La décision des juges constitutionnel·les de supprimer un fonds spécial de 60 milliards d’euros permettant de contourner l’obligation du frein à l’endettement est à l’origine de ces manifestations. Cette décision, intervenue en novembre, oblige le gouvernement de coalition à revoir son budget 2024 et à prendre des mesures d’économies. Deux des mesures envisagées sont la suppression de l’exonération de l’impôt sur les véhicules et la suppression d’une réduction de la taxe sur les carburants dont bénéficient les exploitations agricoles. Cela provoque la colère du Bauernverband, l’organisation professionnelle hégémonique, qui a organisé un impressionnant défilé de tracteurs à Berlin, le 18 décembre dernier, et de nombreuses actions du même genre dans tout le pays.
Ces deux mesures sont une bagatelle: elles représentent une somme totale de 920 millions d’euros, soit 3600 euros en moyenne pour chacune des 254 000 exploitations agricoles allemandes. Face à ce montant somme toute modeste, ces défilés de tracteurs dans lesquels chaque véhicule vaut, neuf, un minimum de 200 000 euros montrent bien que ce qui se joue n’a rien à voir avec la suppression de ces deux avantages fiscaux. Le gouvernement serait d’ailleurs, au moment où cette chronique est rédigée, sur le point de reculer. Le ministère de l’Agriculture, Cem Özdemir, pourtant écologiste, s’étant désolidarisé de ces mesures d’économie selon un article de la taz du 23 décembre.

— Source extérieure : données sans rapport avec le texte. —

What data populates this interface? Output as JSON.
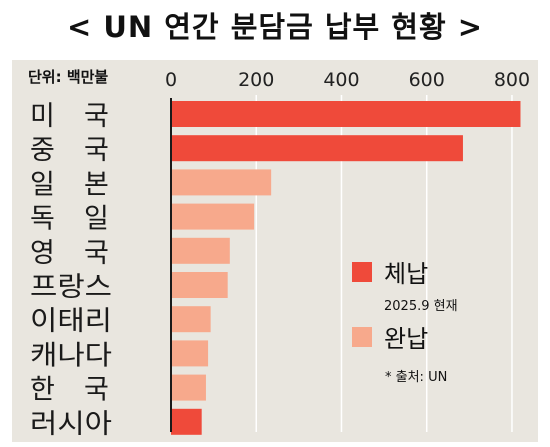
{
  "title": "< UN 연간 분담금 납부 현황 >",
  "unit_label": "단위: 백만불",
  "colors": {
    "background": "#e9e6df",
    "unpaid": "#ef4a3a",
    "paid": "#f7a98c"
  },
  "chart_data": {
    "type": "bar",
    "orientation": "horizontal",
    "categories": [
      "미 국",
      "중 국",
      "일 본",
      "독 일",
      "영 국",
      "프랑스",
      "이태리",
      "캐나다",
      "한 국",
      "러시아"
    ],
    "values": [
      820,
      685,
      235,
      195,
      138,
      133,
      93,
      87,
      82,
      72
    ],
    "status": [
      "unpaid",
      "unpaid",
      "paid",
      "paid",
      "paid",
      "paid",
      "paid",
      "paid",
      "paid",
      "unpaid"
    ],
    "xlim": [
      0,
      840
    ],
    "xticks": [
      0,
      200,
      400,
      600,
      800
    ],
    "grid": true,
    "legend": {
      "position": "bottom-right",
      "entries": [
        {
          "key": "unpaid",
          "label": "체납",
          "note": "2025.9 현재"
        },
        {
          "key": "paid",
          "label": "완납",
          "note": ""
        }
      ]
    },
    "source": "* 출처: UN"
  }
}
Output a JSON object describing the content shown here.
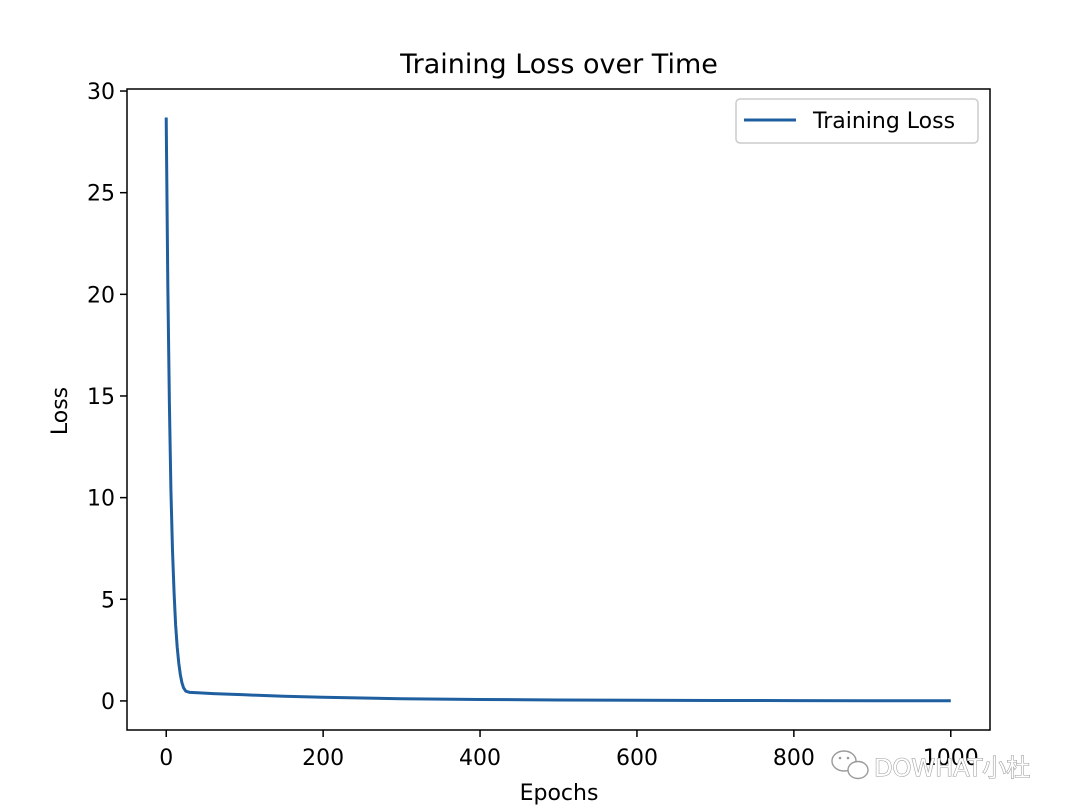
{
  "chart_data": {
    "type": "line",
    "title": "Training Loss over Time",
    "xlabel": "Epochs",
    "ylabel": "Loss",
    "xlim": [
      -50,
      1050
    ],
    "ylim": [
      -1.43,
      30.1
    ],
    "xticks": [
      0,
      200,
      400,
      600,
      800,
      1000
    ],
    "yticks": [
      0,
      5,
      10,
      15,
      20,
      25,
      30
    ],
    "grid": false,
    "legend": "top-right",
    "series": [
      {
        "name": "Training Loss",
        "color": "#1f5fa0",
        "x": [
          0,
          2,
          4,
          6,
          8,
          10,
          12,
          14,
          16,
          18,
          20,
          22,
          25,
          30,
          40,
          60,
          100,
          150,
          200,
          300,
          400,
          500,
          600,
          700,
          800,
          900,
          1000
        ],
        "y": [
          28.7,
          20.5,
          14.6,
          10.4,
          7.4,
          5.3,
          3.75,
          2.65,
          1.85,
          1.3,
          0.9,
          0.65,
          0.48,
          0.42,
          0.4,
          0.36,
          0.3,
          0.23,
          0.18,
          0.11,
          0.07,
          0.045,
          0.03,
          0.02,
          0.015,
          0.01,
          0.008
        ]
      }
    ]
  },
  "watermark": {
    "text": "DOWHAT小杜",
    "icon": "wechat-icon"
  }
}
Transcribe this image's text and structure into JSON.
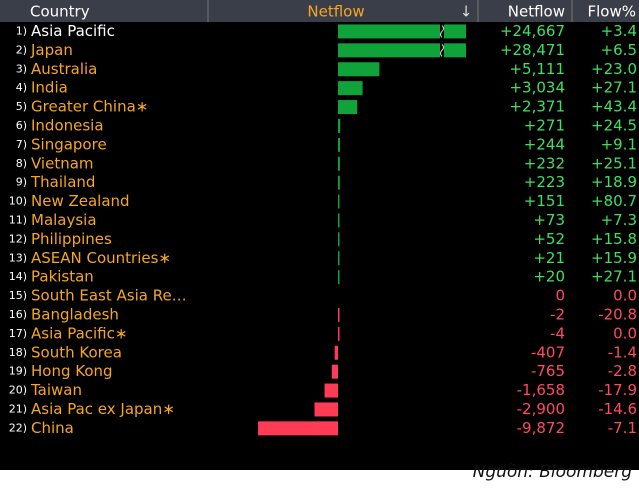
{
  "header": {
    "columns": [
      "Country",
      "Netflow",
      "Netflow",
      "Flow%"
    ],
    "sort_arrow": "↓"
  },
  "positive_color": "#0fa33a",
  "negative_color": "#ff3b55",
  "positive_text_color": "#3fe05f",
  "negative_text_color": "#ff4a5f",
  "rows": [
    {
      "rank": "1)",
      "name": "Asia Pacific",
      "netflow_value": 24667,
      "netflow": "+24,667",
      "flow_pct": "+3.4"
    },
    {
      "rank": "2)",
      "name": "Japan",
      "netflow_value": 28471,
      "netflow": "+28,471",
      "flow_pct": "+6.5"
    },
    {
      "rank": "3)",
      "name": "Australia",
      "netflow_value": 5111,
      "netflow": "+5,111",
      "flow_pct": "+23.0"
    },
    {
      "rank": "4)",
      "name": "India",
      "netflow_value": 3034,
      "netflow": "+3,034",
      "flow_pct": "+27.1"
    },
    {
      "rank": "5)",
      "name": "Greater China∗",
      "netflow_value": 2371,
      "netflow": "+2,371",
      "flow_pct": "+43.4"
    },
    {
      "rank": "6)",
      "name": "Indonesia",
      "netflow_value": 271,
      "netflow": "+271",
      "flow_pct": "+24.5"
    },
    {
      "rank": "7)",
      "name": "Singapore",
      "netflow_value": 244,
      "netflow": "+244",
      "flow_pct": "+9.1"
    },
    {
      "rank": "8)",
      "name": "Vietnam",
      "netflow_value": 232,
      "netflow": "+232",
      "flow_pct": "+25.1"
    },
    {
      "rank": "9)",
      "name": "Thailand",
      "netflow_value": 223,
      "netflow": "+223",
      "flow_pct": "+18.9"
    },
    {
      "rank": "10)",
      "name": "New Zealand",
      "netflow_value": 151,
      "netflow": "+151",
      "flow_pct": "+80.7"
    },
    {
      "rank": "11)",
      "name": "Malaysia",
      "netflow_value": 73,
      "netflow": "+73",
      "flow_pct": "+7.3"
    },
    {
      "rank": "12)",
      "name": "Philippines",
      "netflow_value": 52,
      "netflow": "+52",
      "flow_pct": "+15.8"
    },
    {
      "rank": "13)",
      "name": "ASEAN Countries∗",
      "netflow_value": 21,
      "netflow": "+21",
      "flow_pct": "+15.9"
    },
    {
      "rank": "14)",
      "name": "Pakistan",
      "netflow_value": 20,
      "netflow": "+20",
      "flow_pct": "+27.1"
    },
    {
      "rank": "15)",
      "name": "South East Asia Re…",
      "netflow_value": 0,
      "netflow": "0",
      "flow_pct": "0.0"
    },
    {
      "rank": "16)",
      "name": "Bangladesh",
      "netflow_value": -2,
      "netflow": "-2",
      "flow_pct": "-20.8"
    },
    {
      "rank": "17)",
      "name": "Asia Pacific∗",
      "netflow_value": -4,
      "netflow": "-4",
      "flow_pct": "0.0"
    },
    {
      "rank": "18)",
      "name": "South Korea",
      "netflow_value": -407,
      "netflow": "-407",
      "flow_pct": "-1.4"
    },
    {
      "rank": "19)",
      "name": "Hong Kong",
      "netflow_value": -765,
      "netflow": "-765",
      "flow_pct": "-2.8"
    },
    {
      "rank": "20)",
      "name": "Taiwan",
      "netflow_value": -1658,
      "netflow": "-1,658",
      "flow_pct": "-17.9"
    },
    {
      "rank": "21)",
      "name": "Asia Pac ex Japan∗",
      "netflow_value": -2900,
      "netflow": "-2,900",
      "flow_pct": "-14.6"
    },
    {
      "rank": "22)",
      "name": "China",
      "netflow_value": -9872,
      "netflow": "-9,872",
      "flow_pct": "-7.1"
    }
  ],
  "source": "Nguồn: Bloomberg"
}
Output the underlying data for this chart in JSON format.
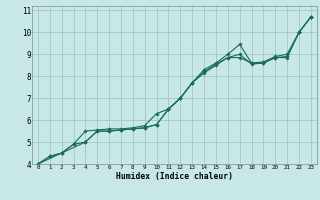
{
  "xlabel": "Humidex (Indice chaleur)",
  "xlim": [
    -0.5,
    23.5
  ],
  "ylim": [
    4,
    11.2
  ],
  "xticks": [
    0,
    1,
    2,
    3,
    4,
    5,
    6,
    7,
    8,
    9,
    10,
    11,
    12,
    13,
    14,
    15,
    16,
    17,
    18,
    19,
    20,
    21,
    22,
    23
  ],
  "yticks": [
    4,
    5,
    6,
    7,
    8,
    9,
    10,
    11
  ],
  "bg_color": "#c8e8e8",
  "grid_color": "#a0c8c8",
  "line_color": "#1a6b5a",
  "line1_x": [
    0,
    1,
    2,
    3,
    4,
    5,
    6,
    7,
    8,
    9,
    10,
    11,
    12,
    13,
    14,
    15,
    16,
    17,
    18,
    19,
    20,
    21,
    22,
    23
  ],
  "line1_y": [
    4.0,
    4.35,
    4.5,
    4.9,
    5.5,
    5.55,
    5.6,
    5.6,
    5.65,
    5.75,
    6.3,
    6.5,
    7.0,
    7.7,
    8.3,
    8.6,
    9.0,
    9.45,
    8.6,
    8.65,
    8.9,
    9.0,
    10.0,
    10.7
  ],
  "line2_x": [
    0,
    2,
    4,
    5,
    6,
    7,
    8,
    9,
    10,
    11,
    12,
    13,
    14,
    15,
    16,
    17,
    18,
    19,
    20,
    21,
    22,
    23
  ],
  "line2_y": [
    4.0,
    4.5,
    5.0,
    5.5,
    5.5,
    5.55,
    5.6,
    5.65,
    5.8,
    6.5,
    7.0,
    7.7,
    8.2,
    8.55,
    8.85,
    8.85,
    8.6,
    8.6,
    8.85,
    8.85,
    10.0,
    10.7
  ],
  "line3_x": [
    0,
    1,
    2,
    3,
    4,
    5,
    6,
    7,
    8,
    9,
    10,
    11,
    12,
    13,
    14,
    15,
    16,
    17,
    18,
    19,
    20,
    21,
    22,
    23
  ],
  "line3_y": [
    4.0,
    4.35,
    4.5,
    4.9,
    5.0,
    5.5,
    5.5,
    5.55,
    5.6,
    5.65,
    5.8,
    6.5,
    7.0,
    7.7,
    8.15,
    8.5,
    8.85,
    9.0,
    8.55,
    8.6,
    8.85,
    8.9,
    10.0,
    10.7
  ]
}
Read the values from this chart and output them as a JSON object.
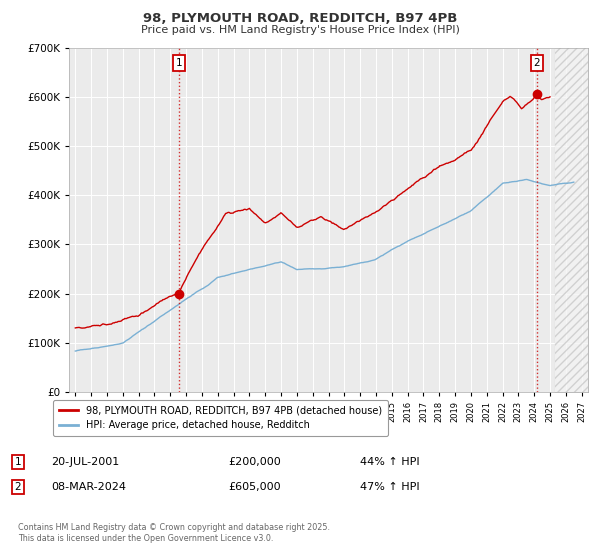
{
  "title": "98, PLYMOUTH ROAD, REDDITCH, B97 4PB",
  "subtitle": "Price paid vs. HM Land Registry's House Price Index (HPI)",
  "background_color": "#ffffff",
  "plot_bg_color": "#ebebeb",
  "grid_color": "#ffffff",
  "legend_line1": "98, PLYMOUTH ROAD, REDDITCH, B97 4PB (detached house)",
  "legend_line2": "HPI: Average price, detached house, Redditch",
  "annotation1_label": "1",
  "annotation1_date": "20-JUL-2001",
  "annotation1_price": "£200,000",
  "annotation1_hpi": "44% ↑ HPI",
  "annotation2_label": "2",
  "annotation2_date": "08-MAR-2024",
  "annotation2_price": "£605,000",
  "annotation2_hpi": "47% ↑ HPI",
  "footnote": "Contains HM Land Registry data © Crown copyright and database right 2025.\nThis data is licensed under the Open Government Licence v3.0.",
  "ylim": [
    0,
    700000
  ],
  "xlim_start": 1994.6,
  "xlim_end": 2027.4,
  "red_color": "#cc0000",
  "blue_color": "#7ab0d4",
  "marker1_x": 2001.55,
  "marker1_y": 200000,
  "marker2_x": 2024.18,
  "marker2_y": 605000,
  "vline1_x": 2001.55,
  "vline2_x": 2024.18,
  "hatch_start": 2025.3,
  "hatch_end": 2027.4
}
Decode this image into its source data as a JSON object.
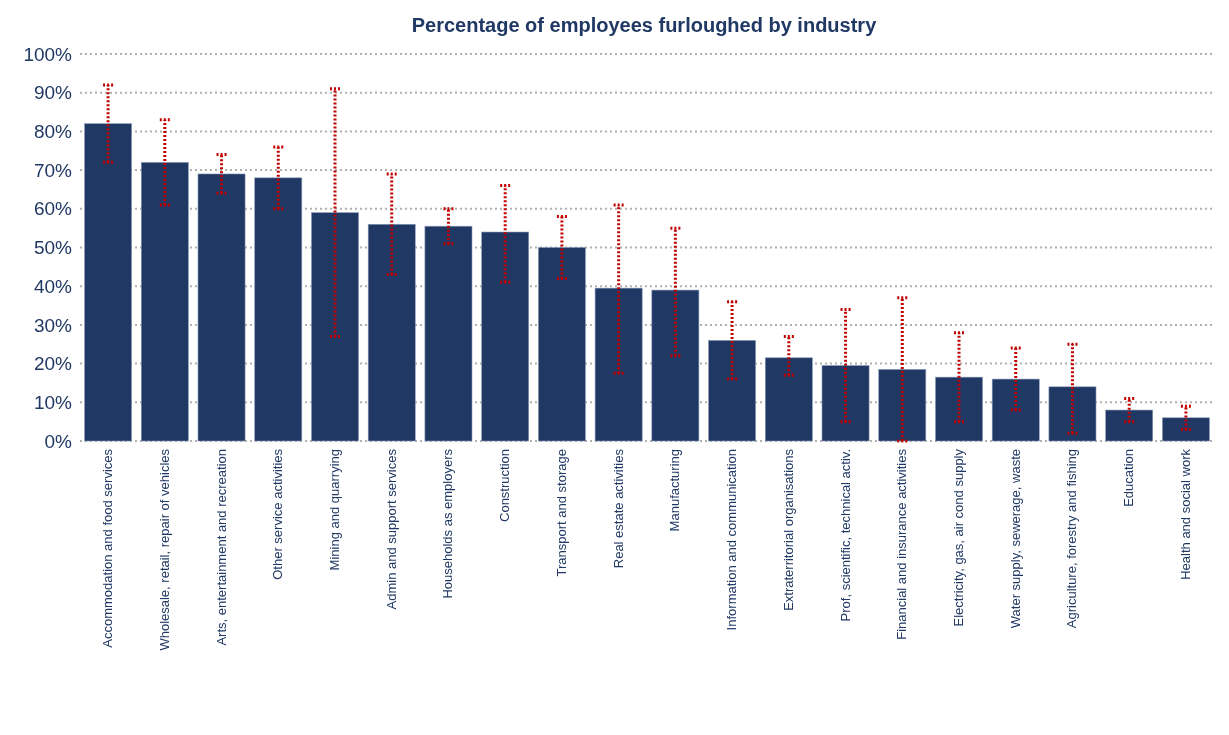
{
  "chart_data": {
    "type": "bar",
    "title": "Percentage of employees furloughed by industry",
    "categories": [
      "Accommodation and food services",
      "Wholesale, retail, repair of vehicles",
      "Arts, entertainment and recreation",
      "Other service activities",
      "Mining and quarrying",
      "Admin and support services",
      "Households as employers",
      "Construction",
      "Transport and storage",
      "Real estate activities",
      "Manufacturing",
      "Information and communication",
      "Extraterritorial organisations",
      "Prof, scientific, technical activ.",
      "Financial and insurance activities",
      "Electricity, gas, air cond supply",
      "Water supply, sewerage, waste",
      "Agriculture, forestry and fishing",
      "Education",
      "Health and social work"
    ],
    "values": [
      82,
      72,
      69,
      68,
      59,
      56,
      55.5,
      54,
      50,
      39.5,
      39,
      26,
      21.5,
      19.5,
      18.5,
      16.5,
      16,
      14,
      8,
      6
    ],
    "errors": [
      [
        72,
        92
      ],
      [
        61,
        83
      ],
      [
        64,
        74
      ],
      [
        60,
        76
      ],
      [
        27,
        91
      ],
      [
        43,
        69
      ],
      [
        51,
        60
      ],
      [
        41,
        66
      ],
      [
        42,
        58
      ],
      [
        17.5,
        61
      ],
      [
        22,
        55
      ],
      [
        16,
        36
      ],
      [
        17,
        27
      ],
      [
        5,
        34
      ],
      [
        0,
        37
      ],
      [
        5,
        28
      ],
      [
        8,
        24
      ],
      [
        2,
        25
      ],
      [
        5,
        11
      ],
      [
        3,
        9
      ]
    ],
    "color": "#203864",
    "ylim": [
      0,
      100
    ],
    "yticks": [
      {
        "value": 0,
        "label": "0%"
      },
      {
        "value": 10,
        "label": "10%"
      },
      {
        "value": 20,
        "label": "20%"
      },
      {
        "value": 30,
        "label": "30%"
      },
      {
        "value": 40,
        "label": "40%"
      },
      {
        "value": 50,
        "label": "50%"
      },
      {
        "value": 60,
        "label": "60%"
      },
      {
        "value": 70,
        "label": "70%"
      },
      {
        "value": 80,
        "label": "80%"
      },
      {
        "value": 90,
        "label": "90%"
      },
      {
        "value": 100,
        "label": "100%"
      }
    ],
    "grid": "y"
  }
}
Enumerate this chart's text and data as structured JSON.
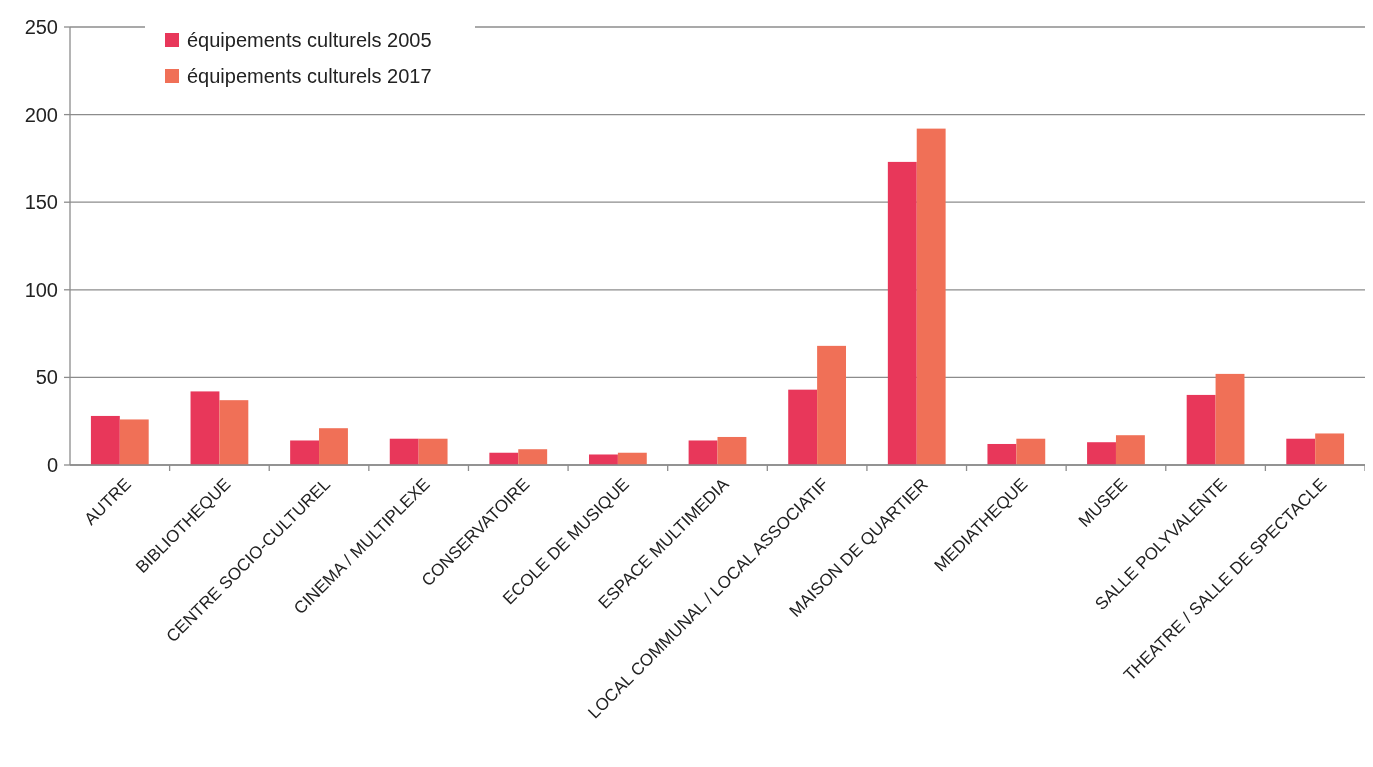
{
  "chart_data": {
    "type": "bar",
    "categories": [
      "AUTRE",
      "BIBLIOTHEQUE",
      "CENTRE SOCIO-CULTUREL",
      "CINEMA / MULTIPLEXE",
      "CONSERVATOIRE",
      "ECOLE DE MUSIQUE",
      "ESPACE MULTIMEDIA",
      "LOCAL COMMUNAL / LOCAL ASSOCIATIF",
      "MAISON DE QUARTIER",
      "MEDIATHEQUE",
      "MUSEE",
      "SALLE POLYVALENTE",
      "THEATRE / SALLE DE SPECTACLE"
    ],
    "series": [
      {
        "name": "équipements culturels 2005",
        "color": "#e8375a",
        "values": [
          28,
          42,
          14,
          15,
          7,
          6,
          14,
          43,
          173,
          12,
          13,
          40,
          15
        ]
      },
      {
        "name": "équipements culturels 2017",
        "color": "#f07057",
        "values": [
          26,
          37,
          21,
          15,
          9,
          7,
          16,
          68,
          192,
          15,
          17,
          52,
          18
        ]
      }
    ],
    "ylim": [
      0,
      250
    ],
    "yticks": [
      0,
      50,
      100,
      150,
      200,
      250
    ],
    "grid": "y",
    "legend": "top left"
  }
}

L’enjeu de ces manifestations est d’abord d’affirmer un pouvoir de mobilisation face à un ministre affaibli au sein de la coalition dite du feu tricolore (Ampelkoalition) péniblement mise en place après les élections législatives de 2021. Comme le montre également l’article de la taz mentionné ci-dessus, Cem Özdemir a la tête entre le marteau et l’enclume. Ses camarades de parti lui reprochent son manque de fermeté dans l’application de mesures indolores et les organisations professionnelles agricoles le désignent comme le fossoyeur de l’agriculture allemande. Le fait qu’Özdemir soit le premier ministre issu de l’émigration turque nommé en Allemagne catalyse évidemment le racisme des dirigeants des organisations professionnelles. Ainsi Claus Hochrein, président d’un groupe prétendument apolitique, Landwirtschaft verbindet Deutschland, a fait savoir au ministre que lorsqu’il l’entendait parler, il «avait l’impression d’être au bazar turc».
Ces débordements verbaux sont aussi le signe que le mouvement en cours est un moment de la radicalisation politique des propriétaires de grosses exploitations agricoles. Ceux-ci comprennent que l’urgence du changement climatique va leur faire payer cher l’inaction à laquelle ils ont participé ces trente dernières années en matière d’évolution des pratiques culturales. Le journal progressiste Die Zeit commentait avec raison, le 19 décembre dernier: «Il y a déjà longtemps que des experts préconisent de conditionner les subventions agricoles à des critères de durabilité, plutôt qu’à des critères de taille. A l’avenir, le gouvernement devrait s’engager en ce sens à Bruxelles.» Ces mesures minimales qui s’imposaient il y a trente ans n’ont pas été prises, au profit d’une délétère ouverture des marchés mondiaux et d’un renforcement du processus de concentration des exploitations.
Partout en Europe, les organisations professionnelles majoritaires s’imaginent que pour se protéger de mesures que le changement climatique rend de plus en plus urgentes, il leur faut montrer les muscles. Les manifestations de l’été 2022 aux Pays-Bas et le mouvement qui s’y poursuit ainsi que les manifestations actuelles en France relèvent du même phénomène. Que ces mouvements aient pour contexte, dans ces différents pays, la dérive vers l’extrême-droite d’une fraction de la bourgeoisie et de sa représentation politique n’a rien de réjouissant.